Calculus AB is primarily concerned with developing the student’s understanding of the concepts of calculus and providing experience with its methods and applications. the courses emphasizes a multi-representational approach to calculus, with concepts, results, and problems being expressed graphically, numerically, and analytically.
The AP Chemistry course is designed to be the equivalent of the general chemistry course usually taken in first-year university. For some students, this course enables them to undertake second-year courses in their first year or to register in courses in other fields where general chemistry is a prerequisite. For other students, the AP Chemistry course fulfills the laboratory science requirement and frees up time for other courses.
The AP Economics course consists of two parts: macroeconomics and microeconomics.

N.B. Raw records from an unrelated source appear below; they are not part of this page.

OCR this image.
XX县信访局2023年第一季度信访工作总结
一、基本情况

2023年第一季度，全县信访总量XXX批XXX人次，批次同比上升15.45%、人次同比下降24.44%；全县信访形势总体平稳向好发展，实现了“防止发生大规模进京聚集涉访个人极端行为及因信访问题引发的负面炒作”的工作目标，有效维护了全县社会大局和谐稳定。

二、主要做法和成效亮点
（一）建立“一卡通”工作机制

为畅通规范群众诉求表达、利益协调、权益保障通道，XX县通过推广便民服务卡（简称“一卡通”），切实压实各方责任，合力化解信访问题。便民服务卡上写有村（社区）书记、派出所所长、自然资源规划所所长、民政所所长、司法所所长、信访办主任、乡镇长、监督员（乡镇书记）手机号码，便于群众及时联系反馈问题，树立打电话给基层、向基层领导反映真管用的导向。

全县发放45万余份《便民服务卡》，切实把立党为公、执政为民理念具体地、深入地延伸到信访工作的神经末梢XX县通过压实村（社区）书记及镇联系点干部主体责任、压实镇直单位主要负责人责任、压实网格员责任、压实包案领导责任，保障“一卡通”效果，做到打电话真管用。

The purpose of an AP microeconomics course is to provide a through understanding of the principles of economics that apply to the functions of individual consumers and producers within a larger economics system. The AP course macroeconomics is designed to offer a through understanding of the principles of economics that apply to an economic system as a whole. Two final examinations are required, one for micro and one for macro.
The AP Literature and Composition course allows students to examine both formal and creative approaches to the reading, writing, and analysis of university-level texts. Students are engaged in the careful reading and critical analysis of imaginative literature and – through the close reading of selected poems, short stories, and novels – deepen their understanding of the way writers use language to provide both meaning and pleasure to literary works. The study of various literary devices is covered, alongside the building of a more extensive English vocabulary, and the examination of figurative language, imagery, symbolism, and tone. The course is composed of several units, organized thematically, which include Satire and Jest, The Grotesque, The Narrative Voice, and Magical Realism.
The AP French Language course is comparable to a third-year college level French course. It emphasizes the use of language for active communication and helps students develop the following: the ability to understand spoken French in various contexts; sufficient vocabulary to understand articles published in newspapers and magazines as well as literary texts; the ability to express themselves coherently and with reasonable fluency in both written and spoken French. Students are assessed by means of an examination which is approximately 2.5-hours long.
The AP Physics B course is a general in-depth physics course based on algebra and trigonometry, with a syllabus designed by the College Board that has been adapted and implemented locally. The course utilizes guided inquiry and student-centred learning to foster the development of critical thinking skills. It teaches students to think in terms of cause and effect. It develops the very important skill of assessing a situation/phenomenon and frame it within the correct physical principles. The course also enables students to quickly connect essential laws and principles when describing a problem-solving strategy. Last but not least, the students become educated and skillful problem-solvers in any field they choose as their profession.
The AP U.S History course is delivered across nine historical periods, ranging from 1491 to the present. Considering this frame of reference, students will have the opportunity to investigate historical processes through a variety of primary and secondary resources. Additionally, they will work to develop their historical inquiry skills, through meaningful and accurate research. Finally, students will have the opportunity to assess their findings by way of chronological reasoning and argumentation. Identified themes of focus include: American and national identity; migration and settlement; politics and power; work, exchange, and technology; America in the world; geography and the environment: and culture and society.